As an institution, I find marriage to be deeply flawed. It is founded upon a traditionalism that I find repugnant, and its history is stained by misogyny. I would prefer an institution more radical, but can admit for now it is the most promising means of achieving equity. As a romantic ideal, however, I can think of nothing more beautiful. In its essence, marriage symbolizes everlasting love and partnership, through unknowable difficulties and countless years. The ideal of marriage and the intimacy that comprises it is bigger and better than what we are as mere individuals. I will always believe in matrimony, regardless of its flaws and problematic history. There is nothing more beautiful and transformative that we can experience in our lives than the endless depths of the kind of love that marriage is meant to manifest.

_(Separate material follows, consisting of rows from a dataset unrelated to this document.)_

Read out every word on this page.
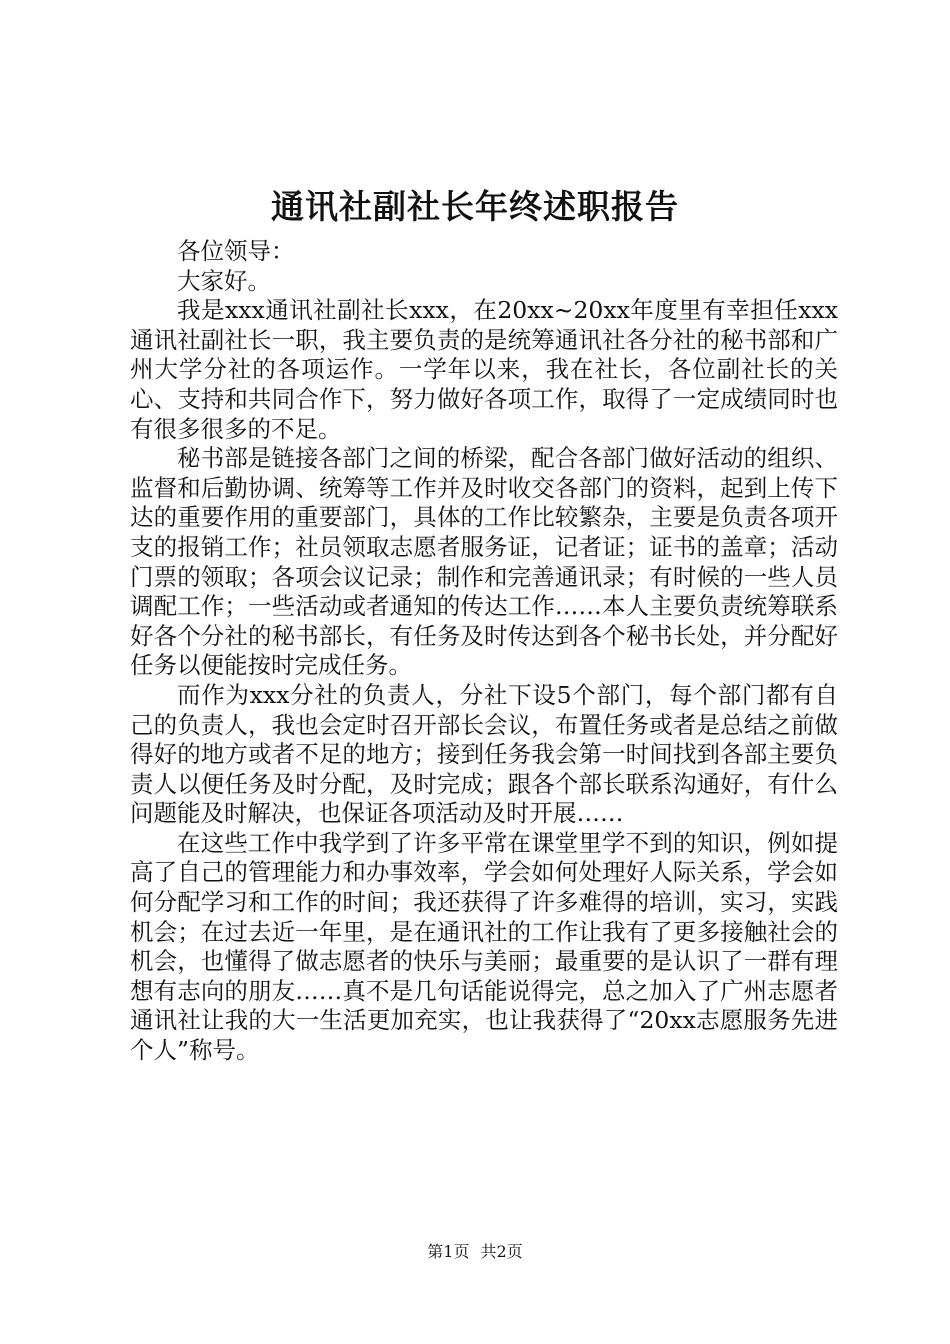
通讯社副社长年终述职报告

各位领导：

大家好。

我是xxx通讯社副社长xxx，在20xx~20xx年度里有幸担任xxx通讯社副社长一职，我主要负责的是统筹通讯社各分社的秘书部和广州大学分社的各项运作。一学年以来，我在社长，各位副社长的关心、支持和共同合作下，努力做好各项工作，取得了一定成绩同时也有很多很多的不足。

秘书部是链接各部门之间的桥梁，配合各部门做好活动的组织、监督和后勤协调、统筹等工作并及时收交各部门的资料，起到上传下达的重要作用的重要部门，具体的工作比较繁杂，主要是负责各项开支的报销工作；社员领取志愿者服务证，记者证；证书的盖章；活动门票的领取；各项会议记录；制作和完善通讯录；有时候的一些人员调配工作；一些活动或者通知的传达工作……本人主要负责统筹联系好各个分社的秘书部长，有任务及时传达到各个秘书长处，并分配好任务以便能按时完成任务。

而作为xxx分社的负责人，分社下设5个部门，每个部门都有自己的负责人，我也会定时召开部长会议，布置任务或者是总结之前做得好的地方或者不足的地方；接到任务我会第一时间找到各部主要负责人以便任务及时分配，及时完成；跟各个部长联系沟通好，有什么问题能及时解决，也保证各项活动及时开展……

在这些工作中我学到了许多平常在课堂里学不到的知识，例如提高了自己的管理能力和办事效率，学会如何处理好人际关系，学会如何分配学习和工作的时间；我还获得了许多难得的培训，实习，实践机会；在过去近一年里，是在通讯社的工作让我有了更多接触社会的机会，也懂得了做志愿者的快乐与美丽；最重要的是认识了一群有理想有志向的朋友……真不是几句话能说得完，总之加入了广州志愿者通讯社让我的大一生活更加充实，也让我获得了“20xx志愿服务先进个人”称号。

第1页 共2页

Beyond idealism, however, marriage provides legal rights long denied to queer people. We must remember that the movement for same-sex marriage was largely catalyzed by the AIDS crisis, when partners were unable to visit their dying loved ones in the hospital because their relationships were not legally recognized. Nor should we forget that the Obergefell case resulted from a similar situation: in the wake of Obergefell’s husband’s death, the state of Ohio refused to recognize their marriage in Maryland and list the two as married on Obergefell’s husband’s death certificate. The Supreme Court has since consolidated it with three other same-sex marriage cases from Kentucky, Michigan and Tennessee. Because of its significance, the right of matrimony cannot be denied to queer people. Marriage — not a civil union — is what must be guaranteed to queers to allow for complete equality, through the law and in love. “Separate but equal” is a strategy that has never succeeded in the pursuit of equality.

The Supreme Court’s ruling is about more than the institution of marriage itself — it is about the legal and cultural validation of queer love. It is about affirming same-sex love’s worth, in the eyes of the law and society as a whole. Legalization of same-sex marriage should not be the ultimate objective of the LGBTQ-rights movement, but it is important for what its achievement signifies.

As Judith Butler said of queer love, “There are certain kinds of love that are held not to be love, loss that is held not to be loss, that remain within this kind of unthinkable domain.” Until society provides queer people the legal guarantee of marriage and all privileges enjoyed by their heterosexual peers, queer love will remain illegitimate. Anything less than this is an insult to equality and an inadequate remedy to historical injustices.

Speaking as a queer person, to love is not easy. It is often dangerous, often delegitimized and often crushed because of its fragile locus in the public sphere. But love is the greatest gift life can give to us. Even when it fails us, it is still a beautiful thing. I am entirely overjoyed by the prospect of having more love, of someday soon having the right to marry and create a future with someone.

Marriage is neither perfect nor perfectible, but it represents one unique realization of love. That love is the voice that shouts over all silences, the hope with no match in fear and the strength so powerful that fists and force mean nothing in its face. It is a truth as absolute as the whispers of God, more first than Genesis, more last than Revelation and more beautiful than anything in creation. This beauty is what inspires my hope for a future in which my love and the love of millions of others is both legally validated and protected from persecution. I am both so excited and so frightened for the upcoming decision because of what is at stake. And now I will wait hopefully until the Court’s announcement in just a few short weeks — because this decision is not only a judgment upon the legality of same-sex marriage, but upon the virtue, beauty and validity of queer love itself.